Recensione: American Sweatshop

di 

- Uta Briesewitz inaugura la sua carriera cinematografica con un film sugli orrori che si incontrano moderando l'universo digitale

Recensione: American Sweatshop
Lili Reinhart in American Sweatshop

“Non è il genere di cose di cui vorresti parlare al primo appuntamento”, dice la venticinquenne aspirante infermiera Daisy (l'attrice statunitense Lili Reinhart, nota soprattutto per la serie televisiva Riverdale) a proposito del suo lavoro di moderazione dei contenuti presso la Paladin Control, un'azienda dal nome minaccioso con sede a Tallahassee, Florida. Conosciuta per il suo lavoro in serie americane come Jane the Virgin, Westworld, Stranger Things, Black Mirror e, più recentemente, Scissione, la direttrice della fotografia e regista televisiva tedesca Uta Briesewitz passa alla regia di lungometraggi con American Sweatshop [+leggi anche:
intervista: Uta Briesewitz
scheda film
]
, il suo film d'esordio. Con una sceneggiatura di Matthew Nemeth, il film sull'omonimo luogo di lavoro e sul mistero che vi si dipana è stato presentato in anteprima mondiale nella sezione Narrative Spotlight del SXSW.  

Come moderatori di contenuti – un ruolo recentemente tornato alla ribalta per questioni di automazione e intelligenza artificiale online – Daisy, la sua amica Ava (l'attrice portoghese Daniela Melchior) e i suoi colleghi Bob (l'attore statunitense Joel Fry) e Paul (l'attore britannico Jeremy Ang Jones) sono costretti a prendere decisioni in una frazione di secondo sui video segnalati, in base a regole e linee guida in continua evoluzione. Pressati dal dover raggiungere le quote, vengono sottoposti a contenuti bizzarri, segnalati dagli utenti, mentre altri filmati sono davvero espliciti e terrificanti. Daisy sviene dopo aver guardato qualcosa che crede essere un video di tortura, che altri credono essere solo una clip fetish messa in scena. La sua crescente ossessione per il video – le cui immagini raccapriccianti si insinuano nei suoi sogni e nella sua vita quotidiana – la porta a cercare di rintracciare la persona che l'ha realizzato. Si tratta di un atto eroico o solo di un atto di vendetta malamente orchestrato?

Nonostante i suoi tentativi di tenerci col fiato sospeso, American Sweatshop è stranamente insipido, con le premesse di un thriller di vendetta ma senza mai osare del tutto. Si potrebbe guardare a Red Rooms del regista canadese Pascal Plante, ad esempio, per un'analisi molto più avvincente dell'ossessione per i contenuti audiovisivi oscuri e sfrenati. Questo è dovuto alla sceneggiatura, che non affronta mai direttamente la natura pericolosa della censura digitale o il cosiddetto Far West della sfera virtuale: il fatto che non abbiamo davvero un modo chiaro per tracciare la linea di demarcazione tra il cosiddetto "appropriato" e "inappropriato", e che chi detiene il potere è colui che decide.

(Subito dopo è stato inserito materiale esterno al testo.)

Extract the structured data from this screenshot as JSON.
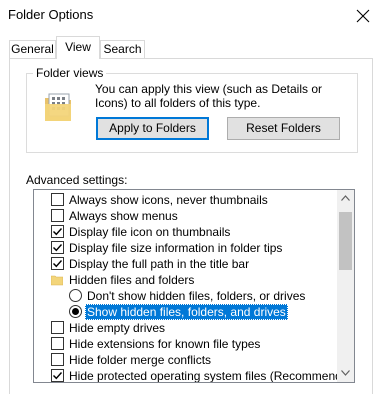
{
  "window": {
    "title": "Folder Options"
  },
  "tabs": [
    {
      "label": "General",
      "active": false
    },
    {
      "label": "View",
      "active": true
    },
    {
      "label": "Search",
      "active": false
    }
  ],
  "folder_views": {
    "label": "Folder views",
    "description": "You can apply this view (such as Details or Icons) to all folders of this type.",
    "apply_button": "Apply to Folders",
    "reset_button": "Reset Folders"
  },
  "advanced": {
    "label": "Advanced settings:",
    "items": [
      {
        "kind": "checkbox",
        "label": "Always show icons, never thumbnails",
        "checked": false
      },
      {
        "kind": "checkbox",
        "label": "Always show menus",
        "checked": false
      },
      {
        "kind": "checkbox",
        "label": "Display file icon on thumbnails",
        "checked": true
      },
      {
        "kind": "checkbox",
        "label": "Display file size information in folder tips",
        "checked": true
      },
      {
        "kind": "checkbox",
        "label": "Display the full path in the title bar",
        "checked": true
      },
      {
        "kind": "folder",
        "label": "Hidden files and folders"
      },
      {
        "kind": "radio",
        "label": "Don't show hidden files, folders, or drives",
        "checked": false
      },
      {
        "kind": "radio",
        "label": "Show hidden files, folders, and drives",
        "checked": true,
        "selected": true
      },
      {
        "kind": "checkbox",
        "label": "Hide empty drives",
        "checked": false
      },
      {
        "kind": "checkbox",
        "label": "Hide extensions for known file types",
        "checked": false
      },
      {
        "kind": "checkbox",
        "label": "Hide folder merge conflicts",
        "checked": false
      },
      {
        "kind": "checkbox",
        "label": "Hide protected operating system files (Recommended)",
        "checked": true
      }
    ]
  },
  "colors": {
    "accent": "#0078d7",
    "folder": "#f3d57a"
  },
  "icons": {
    "close": "close-icon",
    "folder": "folder-icon",
    "scroll_up": "chevron-up-icon",
    "scroll_down": "chevron-down-icon"
  }
}
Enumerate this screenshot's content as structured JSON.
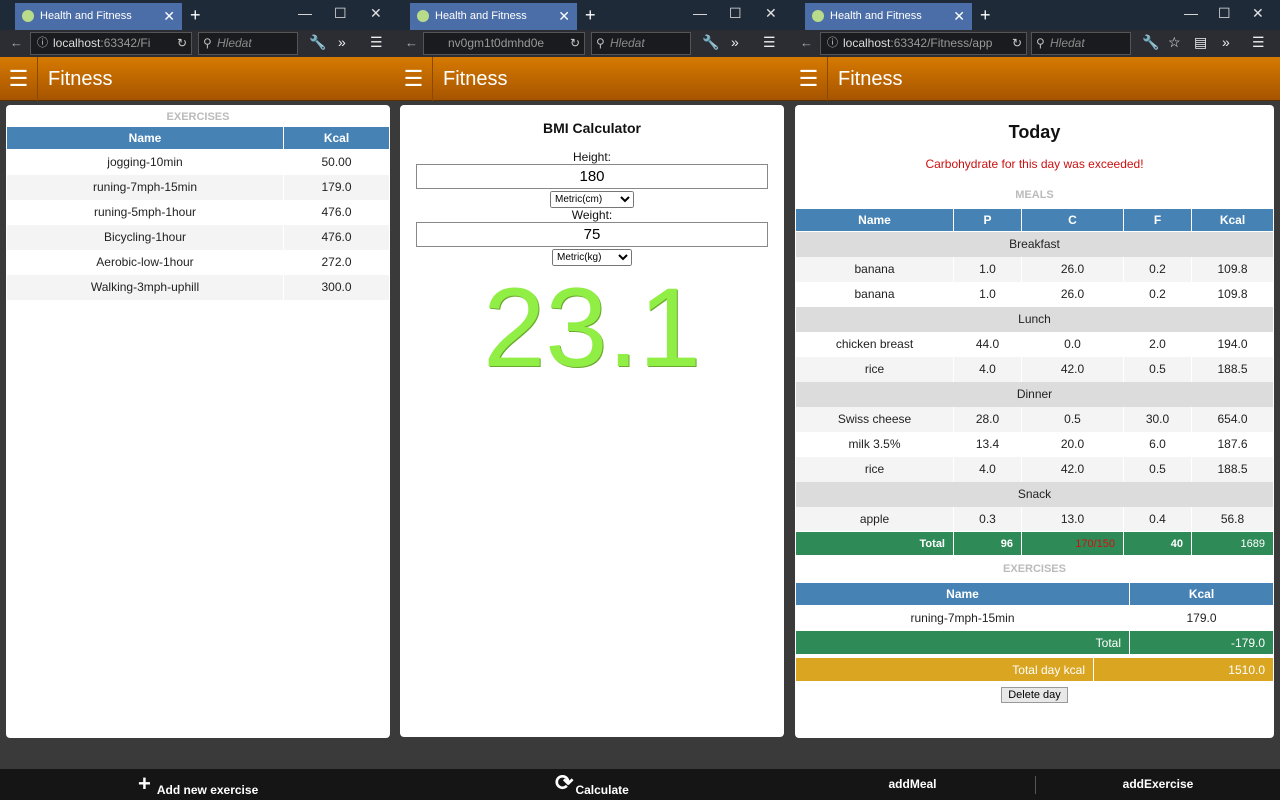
{
  "browser": {
    "tab_title": "Health and Fitness",
    "search_placeholder": "Hledat",
    "urls": {
      "w1": [
        "localhost",
        ":63342/Fi"
      ],
      "w2": [
        "",
        "nv0gm1t0dmhd0e"
      ],
      "w3": [
        "localhost",
        ":63342/Fitness/app"
      ]
    }
  },
  "app": {
    "title": "Fitness"
  },
  "exercises_page": {
    "section_label": "EXERCISES",
    "headers": [
      "Name",
      "Kcal"
    ],
    "rows": [
      [
        "jogging-10min",
        "50.00"
      ],
      [
        "runing-7mph-15min",
        "179.0"
      ],
      [
        "runing-5mph-1hour",
        "476.0"
      ],
      [
        "Bicycling-1hour",
        "476.0"
      ],
      [
        "Aerobic-low-1hour",
        "272.0"
      ],
      [
        "Walking-3mph-uphill",
        "300.0"
      ]
    ],
    "footer_label": "Add new exercise"
  },
  "bmi_page": {
    "title": "BMI Calculator",
    "height_label": "Height:",
    "height_value": "180",
    "height_unit": "Metric(cm)",
    "weight_label": "Weight:",
    "weight_value": "75",
    "weight_unit": "Metric(kg)",
    "result": "23.1",
    "result_color": "#90ee45",
    "footer_label": "Calculate"
  },
  "today_page": {
    "title": "Today",
    "warning": "Carbohydrate for this day was exceeded!",
    "meals_label": "MEALS",
    "meal_headers": [
      "Name",
      "P",
      "C",
      "F",
      "Kcal"
    ],
    "groups": [
      {
        "name": "Breakfast",
        "items": [
          [
            "banana",
            "1.0",
            "26.0",
            "0.2",
            "109.8"
          ],
          [
            "banana",
            "1.0",
            "26.0",
            "0.2",
            "109.8"
          ]
        ]
      },
      {
        "name": "Lunch",
        "items": [
          [
            "chicken breast",
            "44.0",
            "0.0",
            "2.0",
            "194.0"
          ],
          [
            "rice",
            "4.0",
            "42.0",
            "0.5",
            "188.5"
          ]
        ]
      },
      {
        "name": "Dinner",
        "items": [
          [
            "Swiss cheese",
            "28.0",
            "0.5",
            "30.0",
            "654.0"
          ],
          [
            "milk 3.5%",
            "13.4",
            "20.0",
            "6.0",
            "187.6"
          ],
          [
            "rice",
            "4.0",
            "42.0",
            "0.5",
            "188.5"
          ]
        ]
      },
      {
        "name": "Snack",
        "items": [
          [
            "apple",
            "0.3",
            "13.0",
            "0.4",
            "56.8"
          ]
        ]
      }
    ],
    "meal_total": {
      "label": "Total",
      "p": "96",
      "c": "170/150",
      "f": "40",
      "kcal": "1689"
    },
    "exercises_label": "EXERCISES",
    "exercise_headers": [
      "Name",
      "Kcal"
    ],
    "exercise_rows": [
      [
        "runing-7mph-15min",
        "179.0"
      ]
    ],
    "exercise_total": {
      "label": "Total",
      "value": "-179.0"
    },
    "day_total": {
      "label": "Total day kcal",
      "value": "1510.0"
    },
    "delete_label": "Delete day",
    "footer_left": "addMeal",
    "footer_right": "addExercise"
  },
  "colors": {
    "header_orange": "#c46a00",
    "table_header": "#4682b4",
    "total_green": "#2e8b57",
    "day_total_gold": "#daa520",
    "exceed_red": "#d01010"
  }
}
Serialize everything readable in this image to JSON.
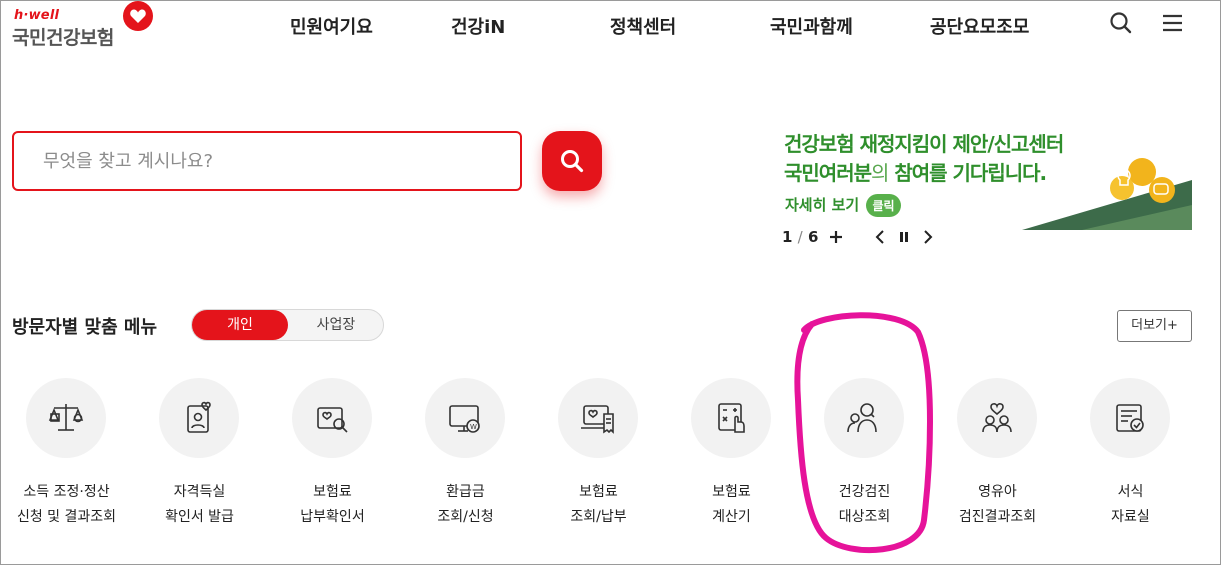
{
  "header": {
    "logo_small": "h·well",
    "logo_main": "국민건강보험",
    "nav": [
      "민원여기요",
      "건강iN",
      "정책센터",
      "국민과함께",
      "공단요모조모"
    ],
    "search_icon": "search-icon",
    "menu_icon": "hamburger-menu-icon"
  },
  "search": {
    "placeholder": "무엇을 찾고 계시나요?",
    "value": ""
  },
  "banner": {
    "line1": "건강보험 재정지킴이 제안/신고센터",
    "line2_emph": "국민여러분",
    "line2_soft": "의",
    "line2_rest": " 참여를 기다립니다.",
    "more_label": "자세히 보기",
    "click_badge": "클릭",
    "pager_current": "1",
    "pager_total": "6"
  },
  "visitor_menu": {
    "title": "방문자별 맞춤 메뉴",
    "tabs": [
      "개인",
      "사업장"
    ],
    "active_tab": "개인",
    "more_label": "더보기+",
    "items": [
      {
        "line1": "소득 조정·정산",
        "line2": "신청 및 결과조회",
        "icon": "scale-icon"
      },
      {
        "line1": "자격득실",
        "line2": "확인서 발급",
        "icon": "id-card-heart-icon"
      },
      {
        "line1": "보험료",
        "line2": "납부확인서",
        "icon": "document-search-icon"
      },
      {
        "line1": "환급금",
        "line2": "조회/신청",
        "icon": "monitor-coin-icon"
      },
      {
        "line1": "보험료",
        "line2": "조회/납부",
        "icon": "laptop-receipt-icon"
      },
      {
        "line1": "보험료",
        "line2": "계산기",
        "icon": "calculator-hand-icon"
      },
      {
        "line1": "건강검진",
        "line2": "대상조회",
        "icon": "people-search-icon"
      },
      {
        "line1": "영유아",
        "line2": "검진결과조회",
        "icon": "parent-child-heart-icon"
      },
      {
        "line1": "서식",
        "line2": "자료실",
        "icon": "form-check-icon"
      }
    ]
  },
  "colors": {
    "accent": "#e4141b",
    "banner_green": "#2f8f2c",
    "annotation": "#e6139a"
  }
}
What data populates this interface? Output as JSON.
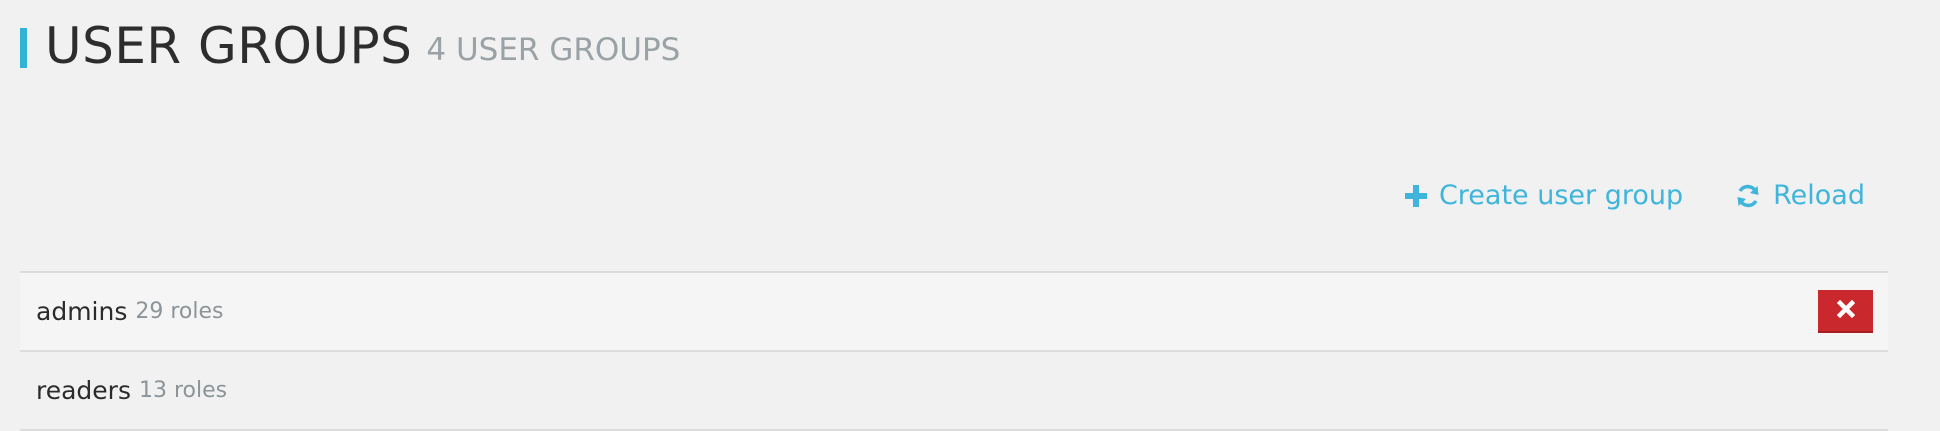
{
  "header": {
    "title": "USER GROUPS",
    "subtitle": "4 USER GROUPS",
    "accent_color": "#30b3d4"
  },
  "toolbar": {
    "create_label": "Create user group",
    "create_icon": "plus-icon",
    "reload_label": "Reload",
    "reload_icon": "refresh-icon",
    "link_color": "#3fb5dc"
  },
  "groups": [
    {
      "name": "admins",
      "count": "29 roles",
      "delete_icon": "close-icon"
    },
    {
      "name": "readers",
      "count": "13 roles"
    }
  ],
  "colors": {
    "background": "#f1f1f1",
    "delete_button": "#c9282d"
  }
}
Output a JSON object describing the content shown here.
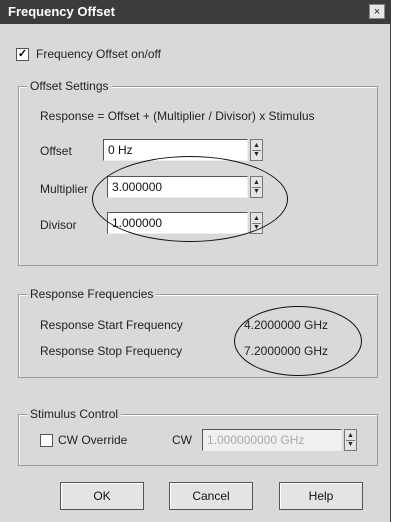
{
  "window": {
    "title": "Frequency Offset",
    "close_glyph": "×"
  },
  "freq_offset_toggle": {
    "label": "Frequency Offset on/off",
    "checked_glyph": "✓"
  },
  "offset_settings": {
    "title": "Offset Settings",
    "formula": "Response  =  Offset + (Multiplier / Divisor) x Stimulus",
    "offset": {
      "label": "Offset",
      "value": "0 Hz"
    },
    "multiplier": {
      "label": "Multiplier",
      "value": "3.000000"
    },
    "divisor": {
      "label": "Divisor",
      "value": "1.000000"
    }
  },
  "response_frequencies": {
    "title": "Response Frequencies",
    "start": {
      "label": "Response Start Frequency",
      "value": "4.2000000 GHz"
    },
    "stop": {
      "label": "Response Stop Frequency",
      "value": "7.2000000 GHz"
    }
  },
  "stimulus_control": {
    "title": "Stimulus Control",
    "cw_override": {
      "label": "CW Override",
      "checked": false
    },
    "cw": {
      "label": "CW",
      "value": "1.000000000 GHz"
    }
  },
  "buttons": {
    "ok": "OK",
    "cancel": "Cancel",
    "help": "Help"
  },
  "spinner_glyphs": {
    "up": "▲",
    "down": "▼"
  }
}
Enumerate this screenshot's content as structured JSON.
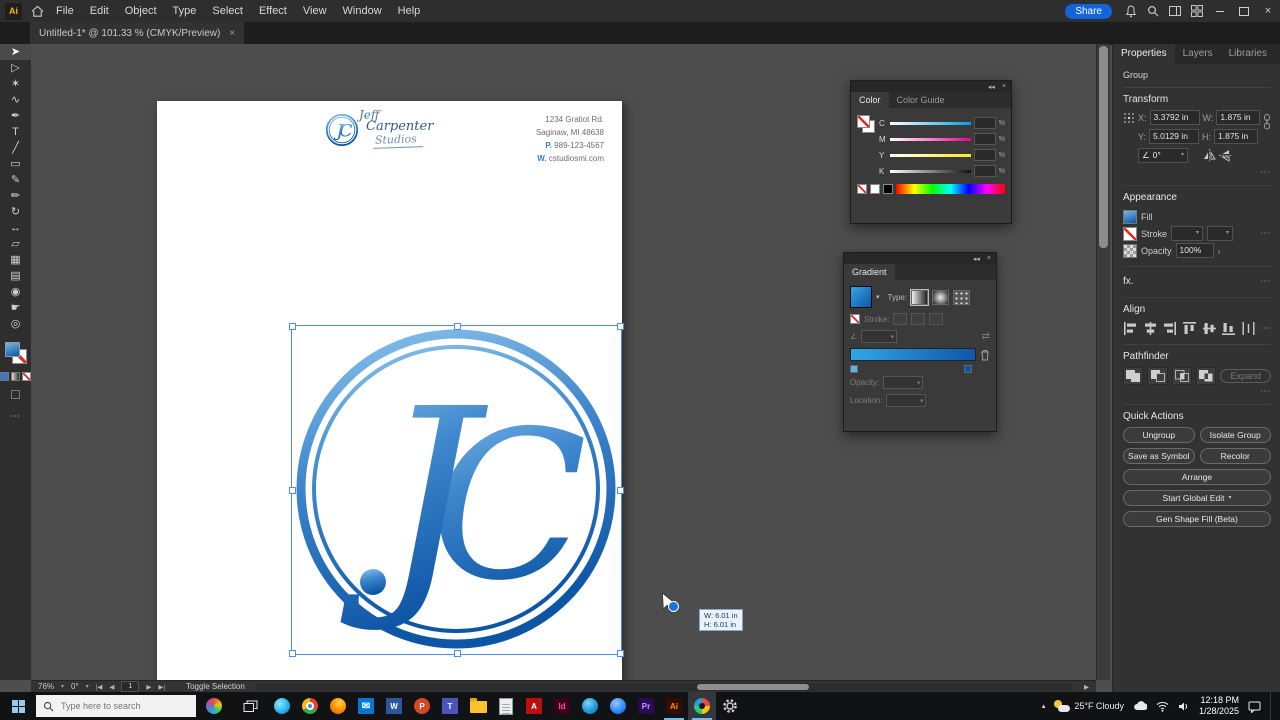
{
  "icons": {
    "close": "×",
    "minimize": "–",
    "chev_down": "▾",
    "chev_right": "›",
    "chev_up": "▴",
    "ellipsis": "⋯",
    "angle": "∠",
    "reverse": "⇄",
    "collapse": "◂◂",
    "nav_first": "|◀",
    "nav_prev": "◀",
    "nav_next": "▶",
    "nav_last": "▶|",
    "percent": "%"
  },
  "titlebar": {
    "app_badge": "Ai",
    "menus": [
      "File",
      "Edit",
      "Object",
      "Type",
      "Select",
      "Effect",
      "View",
      "Window",
      "Help"
    ],
    "share": "Share"
  },
  "doc_tab": "Untitled-1* @ 101.33 % (CMYK/Preview)",
  "tools": [
    {
      "name": "selection-tool",
      "glyph": "➤"
    },
    {
      "name": "direct-selection-tool",
      "glyph": "▷"
    },
    {
      "name": "magic-wand-tool",
      "glyph": "✶"
    },
    {
      "name": "lasso-tool",
      "glyph": "∿"
    },
    {
      "name": "pen-tool",
      "glyph": "✒"
    },
    {
      "name": "type-tool",
      "glyph": "T"
    },
    {
      "name": "line-segment-tool",
      "glyph": "╱"
    },
    {
      "name": "rectangle-tool",
      "glyph": "▭"
    },
    {
      "name": "paintbrush-tool",
      "glyph": "✎"
    },
    {
      "name": "pencil-tool",
      "glyph": "✏"
    },
    {
      "name": "rotate-tool",
      "glyph": "↻"
    },
    {
      "name": "width-tool",
      "glyph": "↔"
    },
    {
      "name": "shape-builder-tool",
      "glyph": "▱"
    },
    {
      "name": "mesh-tool",
      "glyph": "▦"
    },
    {
      "name": "gradient-tool",
      "glyph": "▤"
    },
    {
      "name": "eyedropper-tool",
      "glyph": "◉"
    },
    {
      "name": "hand-tool",
      "glyph": "☛"
    },
    {
      "name": "zoom-tool",
      "glyph": "◎"
    }
  ],
  "letterhead": {
    "brand_top": "Jeff",
    "brand_mid": "Carpenter",
    "brand_script": "Studios",
    "monogram": "JC",
    "monogram_j": "J",
    "monogram_c": "C",
    "address1": "1234 Gratiot Rd.",
    "address2": "Saginaw, MI 48638",
    "phone_label": "P.",
    "phone": "989-123-4567",
    "web_label": "W.",
    "web": "cstudiosmi.com"
  },
  "color_panel": {
    "tab_color": "Color",
    "tab_guide": "Color Guide",
    "channels": [
      "C",
      "M",
      "Y",
      "K"
    ]
  },
  "gradient_panel": {
    "title": "Gradient",
    "type_label": "Type:",
    "stroke_label": "Stroke:",
    "opacity_label": "Opacity:",
    "location_label": "Location:"
  },
  "props": {
    "tabs": [
      "Properties",
      "Layers",
      "Libraries"
    ],
    "selection": "Group",
    "transform": "Transform",
    "x": "X:",
    "xv": "3.3792 in",
    "y": "Y:",
    "yv": "5.0129 in",
    "w": "W:",
    "wv": "1.875 in",
    "h": "H:",
    "hv": "1.875 in",
    "rot": "0°",
    "appearance": "Appearance",
    "fill": "Fill",
    "stroke": "Stroke",
    "opacity": "Opacity",
    "opv": "100%",
    "fx": "fx.",
    "align": "Align",
    "pathfinder": "Pathfinder",
    "expand": "Expand",
    "quick": "Quick Actions",
    "actions": [
      "Ungroup",
      "Isolate Group",
      "Save as Symbol",
      "Recolor",
      "Arrange",
      "Start Global Edit",
      "Gen Shape Fill (Beta)"
    ]
  },
  "status": {
    "zoom": "76%",
    "rotation": "0°",
    "board": "1",
    "hint": "Toggle Selection"
  },
  "size_tooltip": {
    "w": "W: 6.01 in",
    "h": "H: 6.01 in"
  },
  "taskbar": {
    "search_placeholder": "Type here to search",
    "weather": "25°F Cloudy",
    "time": "12:18 PM",
    "date": "1/28/2025"
  }
}
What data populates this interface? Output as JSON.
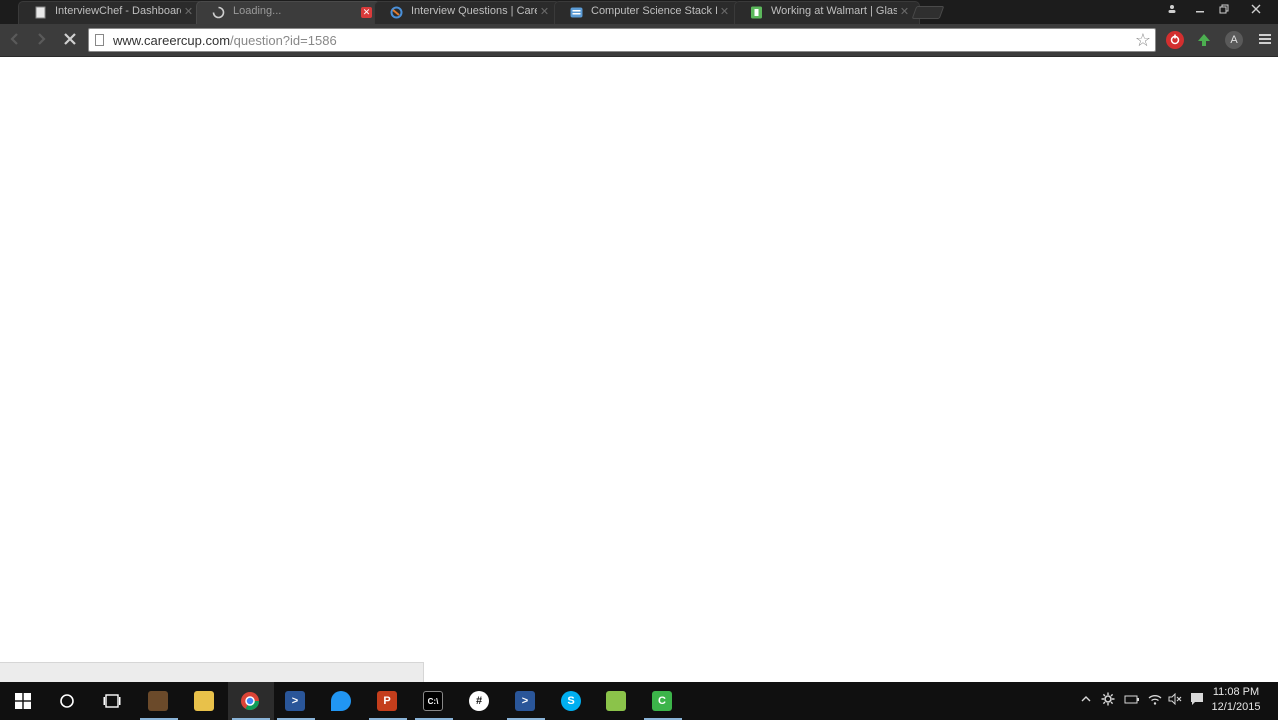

Invece, la sceneggiatura si piega a dialoghi un po' assurdi e a scelte dei personaggi che sembrano fatte a metà: “Che cazzo di problema hai?” chiede il capo di Daisy (l'attrice tedesca Christiane Paul), brandendo la stampa di un video di una donna che si butta da un edificio di 20 piani. La sceneggiatura è anche permeata da un umorismo sarcastico e asciutto, a tratti sgradevole: ad esempio, Ava minimizza lo svenimento di Daisy definendolo un rito di passaggio in azienda, e definisce una decapitazione sfocata "non male". Allo stesso tempo, l'azione da giustiziere di Daisy sembra poco sviluppata, e la sicura interpretazione della Reinhart viene penalizzata da motivazioni del personaggio che sembrano uscire dal nulla.

Tuttavia, Briesewitz e il direttore della fotografia Jörg Widmer fanno alcune scelte registiche interessanti, tra cui quella di inquadrare il video cruciale come un riflesso negli occhi di Daisy. In questo modo, possiamo ricostruire le azioni in base al titolo del film e ai frammenti visivi senza che la regista chieda agli spettatori di fungere a loro volta da moderatori dei contenuti. Briesewitz bilancia inoltre l'aspetto cinematografico del film con la vita quotidiana di Daisy in modo naturale, instillando in noi un leggero senso di timore per ciò che potremmo incontrare in seguito, sia nel film che nella vita reale, mentre scrolliamo online.

American Sweatshop è una produzione tedesca di Baltimore Pictures e Elsani & Neary Media GmbH, coprodotta da Elsani Film GmbH. Le vendite mondiali sono a cura di Myriad Pictures.